Congé supplémentaire de naissance : ce qui change vraiment pour les parents depuis le 1er juillet 2026

C’est l’une des mesures sociales les plus concrètes de l’année. Depuis le 1er juillet 2026, le congé supplémentaire de naissance est entré en vigueur en France. Créé par la loi de financement de la sécurité sociale pour 2026, ce nouveau droit permet à chaque parent de s’arrêter un à deux mois de plus après l’arrivée d’un enfant, avec une indemnisation versée par l’Assurance Maladie. Voici, point par point, ce que cette décision change réellement pour les familles.

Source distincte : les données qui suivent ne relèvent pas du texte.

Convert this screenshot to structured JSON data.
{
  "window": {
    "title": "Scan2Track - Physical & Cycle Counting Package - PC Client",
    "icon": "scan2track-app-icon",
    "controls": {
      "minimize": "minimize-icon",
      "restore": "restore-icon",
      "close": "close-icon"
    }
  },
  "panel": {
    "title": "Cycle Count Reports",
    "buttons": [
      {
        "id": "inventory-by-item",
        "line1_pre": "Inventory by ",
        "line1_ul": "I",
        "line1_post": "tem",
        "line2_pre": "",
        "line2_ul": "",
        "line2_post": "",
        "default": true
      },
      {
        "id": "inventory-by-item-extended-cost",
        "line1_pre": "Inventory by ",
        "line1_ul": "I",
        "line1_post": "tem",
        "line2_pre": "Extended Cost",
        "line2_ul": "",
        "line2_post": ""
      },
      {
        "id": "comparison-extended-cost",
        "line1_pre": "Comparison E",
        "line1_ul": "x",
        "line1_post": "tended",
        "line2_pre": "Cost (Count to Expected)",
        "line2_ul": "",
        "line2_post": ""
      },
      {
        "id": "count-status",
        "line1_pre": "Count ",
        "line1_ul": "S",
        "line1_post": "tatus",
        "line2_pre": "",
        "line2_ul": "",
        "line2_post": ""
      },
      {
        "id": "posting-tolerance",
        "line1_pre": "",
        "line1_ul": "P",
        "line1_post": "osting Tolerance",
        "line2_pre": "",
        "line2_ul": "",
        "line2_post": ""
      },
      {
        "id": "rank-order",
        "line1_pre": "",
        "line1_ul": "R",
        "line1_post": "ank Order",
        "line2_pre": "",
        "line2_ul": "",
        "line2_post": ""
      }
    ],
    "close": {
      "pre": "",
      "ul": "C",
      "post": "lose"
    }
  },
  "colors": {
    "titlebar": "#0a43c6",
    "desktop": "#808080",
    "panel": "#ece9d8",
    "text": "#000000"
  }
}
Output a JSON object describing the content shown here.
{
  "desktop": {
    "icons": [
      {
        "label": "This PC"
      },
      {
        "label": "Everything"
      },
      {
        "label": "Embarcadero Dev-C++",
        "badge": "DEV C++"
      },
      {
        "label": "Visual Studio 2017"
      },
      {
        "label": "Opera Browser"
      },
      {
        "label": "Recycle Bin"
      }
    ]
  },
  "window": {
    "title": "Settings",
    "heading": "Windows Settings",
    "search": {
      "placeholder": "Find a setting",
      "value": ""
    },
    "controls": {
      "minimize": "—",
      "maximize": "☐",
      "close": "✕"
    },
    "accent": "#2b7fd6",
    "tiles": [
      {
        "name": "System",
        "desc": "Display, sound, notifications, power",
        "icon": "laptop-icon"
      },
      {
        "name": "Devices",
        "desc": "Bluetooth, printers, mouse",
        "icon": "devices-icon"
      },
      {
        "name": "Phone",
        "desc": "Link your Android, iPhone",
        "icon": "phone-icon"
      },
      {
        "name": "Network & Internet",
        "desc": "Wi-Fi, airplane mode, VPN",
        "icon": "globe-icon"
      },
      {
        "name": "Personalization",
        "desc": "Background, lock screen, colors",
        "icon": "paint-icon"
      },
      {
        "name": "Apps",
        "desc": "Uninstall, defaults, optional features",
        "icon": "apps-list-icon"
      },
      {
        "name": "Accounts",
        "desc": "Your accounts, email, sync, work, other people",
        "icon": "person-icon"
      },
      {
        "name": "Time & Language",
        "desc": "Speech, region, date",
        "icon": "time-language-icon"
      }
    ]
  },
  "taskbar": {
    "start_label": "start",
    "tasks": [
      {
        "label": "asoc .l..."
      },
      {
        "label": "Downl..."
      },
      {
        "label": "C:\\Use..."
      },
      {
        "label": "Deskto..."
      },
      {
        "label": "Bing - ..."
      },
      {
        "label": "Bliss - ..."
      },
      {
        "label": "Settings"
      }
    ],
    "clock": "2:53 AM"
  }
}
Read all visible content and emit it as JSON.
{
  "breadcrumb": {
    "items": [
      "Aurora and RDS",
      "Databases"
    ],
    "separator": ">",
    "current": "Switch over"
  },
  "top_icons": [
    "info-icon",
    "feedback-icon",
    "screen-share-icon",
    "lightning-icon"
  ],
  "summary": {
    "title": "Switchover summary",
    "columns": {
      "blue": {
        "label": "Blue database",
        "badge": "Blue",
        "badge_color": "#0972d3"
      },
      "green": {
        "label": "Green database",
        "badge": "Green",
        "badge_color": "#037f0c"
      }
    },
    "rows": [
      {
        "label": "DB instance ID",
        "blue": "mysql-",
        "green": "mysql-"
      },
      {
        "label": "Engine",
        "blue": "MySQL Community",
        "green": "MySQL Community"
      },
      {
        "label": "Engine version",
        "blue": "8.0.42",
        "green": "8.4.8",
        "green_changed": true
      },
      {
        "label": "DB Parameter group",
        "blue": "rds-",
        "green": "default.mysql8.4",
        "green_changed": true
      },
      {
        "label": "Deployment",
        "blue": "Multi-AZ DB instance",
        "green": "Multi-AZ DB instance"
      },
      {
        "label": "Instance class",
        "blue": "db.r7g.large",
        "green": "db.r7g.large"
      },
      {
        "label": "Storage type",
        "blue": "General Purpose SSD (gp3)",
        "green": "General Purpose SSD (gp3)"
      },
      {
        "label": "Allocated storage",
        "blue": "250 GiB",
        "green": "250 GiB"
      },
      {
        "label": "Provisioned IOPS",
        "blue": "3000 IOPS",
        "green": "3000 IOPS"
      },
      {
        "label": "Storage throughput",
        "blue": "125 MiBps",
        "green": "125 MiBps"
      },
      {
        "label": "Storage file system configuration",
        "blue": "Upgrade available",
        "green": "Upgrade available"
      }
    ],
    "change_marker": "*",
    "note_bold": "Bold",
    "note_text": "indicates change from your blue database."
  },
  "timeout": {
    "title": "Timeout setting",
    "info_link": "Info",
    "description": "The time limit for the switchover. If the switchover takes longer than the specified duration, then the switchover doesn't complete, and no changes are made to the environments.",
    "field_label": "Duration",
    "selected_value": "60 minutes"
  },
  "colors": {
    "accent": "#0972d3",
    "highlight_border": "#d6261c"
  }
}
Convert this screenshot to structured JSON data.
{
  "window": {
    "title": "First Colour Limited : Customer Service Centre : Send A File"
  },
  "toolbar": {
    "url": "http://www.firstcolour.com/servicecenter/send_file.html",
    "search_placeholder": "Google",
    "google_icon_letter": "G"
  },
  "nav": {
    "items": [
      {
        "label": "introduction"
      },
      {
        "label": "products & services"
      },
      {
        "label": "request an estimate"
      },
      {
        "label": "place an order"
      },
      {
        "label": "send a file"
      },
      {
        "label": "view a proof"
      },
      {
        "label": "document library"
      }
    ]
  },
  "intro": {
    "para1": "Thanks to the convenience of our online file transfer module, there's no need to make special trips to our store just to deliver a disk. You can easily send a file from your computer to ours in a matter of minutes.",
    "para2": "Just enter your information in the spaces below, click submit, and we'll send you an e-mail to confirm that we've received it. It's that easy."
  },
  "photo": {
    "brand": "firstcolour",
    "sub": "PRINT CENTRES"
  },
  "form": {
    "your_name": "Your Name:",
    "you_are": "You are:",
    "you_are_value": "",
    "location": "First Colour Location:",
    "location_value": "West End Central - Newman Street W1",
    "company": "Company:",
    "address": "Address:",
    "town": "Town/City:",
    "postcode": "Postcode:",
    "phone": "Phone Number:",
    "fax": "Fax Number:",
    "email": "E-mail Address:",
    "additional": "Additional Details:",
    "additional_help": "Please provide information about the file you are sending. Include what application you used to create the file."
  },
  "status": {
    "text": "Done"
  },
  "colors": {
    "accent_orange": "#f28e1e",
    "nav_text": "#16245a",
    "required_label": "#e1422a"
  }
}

Un droit qui s’ajoute aux congés existants


Premier point à retenir : ce congé ne remplace rien. Il s’ajoute au congé de maternité, au congé de paternité et d’accueil de l’enfant et au congé d’adoption. Il ne peut d’ailleurs être pris qu’à la suite de ces congés « classiques », jamais avant. L’objectif affiché par le gouvernement est de prolonger la présence des parents auprès du nouveau-né pendant les premiers mois, une période où les solutions de garde restent difficiles à trouver.


Le public concerné est large : salariés du secteur privé, fonctionnaires et agents publics, travailleurs indépendants, professions libérales, ainsi que les salariés et non-salariés agricoles. Un panorama complet des droits des salariés est à retrouver dans notre rubrique Emploi et Formation.



Un à deux mois par parent, fractionnables


Chaque parent peut prendre un à deux mois de congé, fractionnables en deux périodes d’un mois. Les deux parents peuvent poser leur congé en même temps ou en alternance, ce qui permet, en cumulant les droits, de couvrir jusqu’à quatre mois supplémentaires de présence auprès de l’enfant.


Le dispositif s’applique aux enfants nés ou adoptés à partir du 1er janvier 2026. Deux calendriers coexistent :



  • enfants nés ou arrivés au foyer entre le 1er janvier et le 30 juin 2026 : le congé doit être pris entre le 1er juillet 2026 et le 31 mars 2027 ;

  • enfants nés ou arrivés au foyer à partir du 1er juillet 2026 : le congé doit être pris dans les 9 mois suivant la naissance ou l’arrivée de l’enfant.



Quelle indemnisation pendant le congé ?


L’indemnisation est dégressive : 70 % du salaire net le premier mois, puis 60 % le second, dans la limite du plafond mensuel de la Sécurité sociale (4 005 € au 1er janvier 2026). L’indemnité est versée par les caisses d’assurance maladie et calculée sur les trois derniers mois de salaire précédant le congé, avec des modalités adaptées aux indépendants et aux agents publics.


Il ne s’agit donc pas d’un congé rémunéré à 100 % : les foyers devront anticiper une baisse temporaire de revenus, à intégrer dans leur budget. Nos conseils pour piloter ses finances personnelles sont regroupés dans la rubrique Finance – Argent et Placement.



Les démarches à connaître



  • Le salarié doit informer son employeur au moins un mois avant le début du congé, en précisant la date de départ, la durée et l’éventuel fractionnement en deux périodes.

  • Ce délai est ramené à 15 jours lorsque le congé suit immédiatement le congé de paternité et d’accueil de l’enfant ou un congé d’adoption.

  • La demande d’indemnisation se fait auprès de sa caisse d’assurance maladie (ou de son régime de rattachement pour les indépendants et le secteur agricole).


Côté entreprises, ce nouveau droit implique d’adapter la gestion des absences et des remplacements, un sujet que nous suivons dans la rubrique Entreprise – Société.



Questions fréquentes


Le congé supplémentaire de naissance est-il obligatoire ?


Non. C’est un droit que chaque parent est libre d’utiliser ou non, en totalité (deux mois), en partie (un mois) ou pas du tout. L’employeur ne peut pas l’imposer, ni s’y opposer si les conditions et les délais de prévenance sont respectés.


Les deux parents peuvent-ils le prendre en même temps ?


Oui. Le congé peut être pris simultanément ou en alternance. Chaque parent dispose de son propre droit d’un à deux mois, indépendamment de ce que fait l’autre.


Les indépendants et les fonctionnaires y ont-ils droit ?


Oui. Le dispositif couvre les salariés du privé, les fonctionnaires et agents publics, les travailleurs indépendants, les professions libérales et les actifs agricoles, avec une indemnisation adaptée à chaque statut.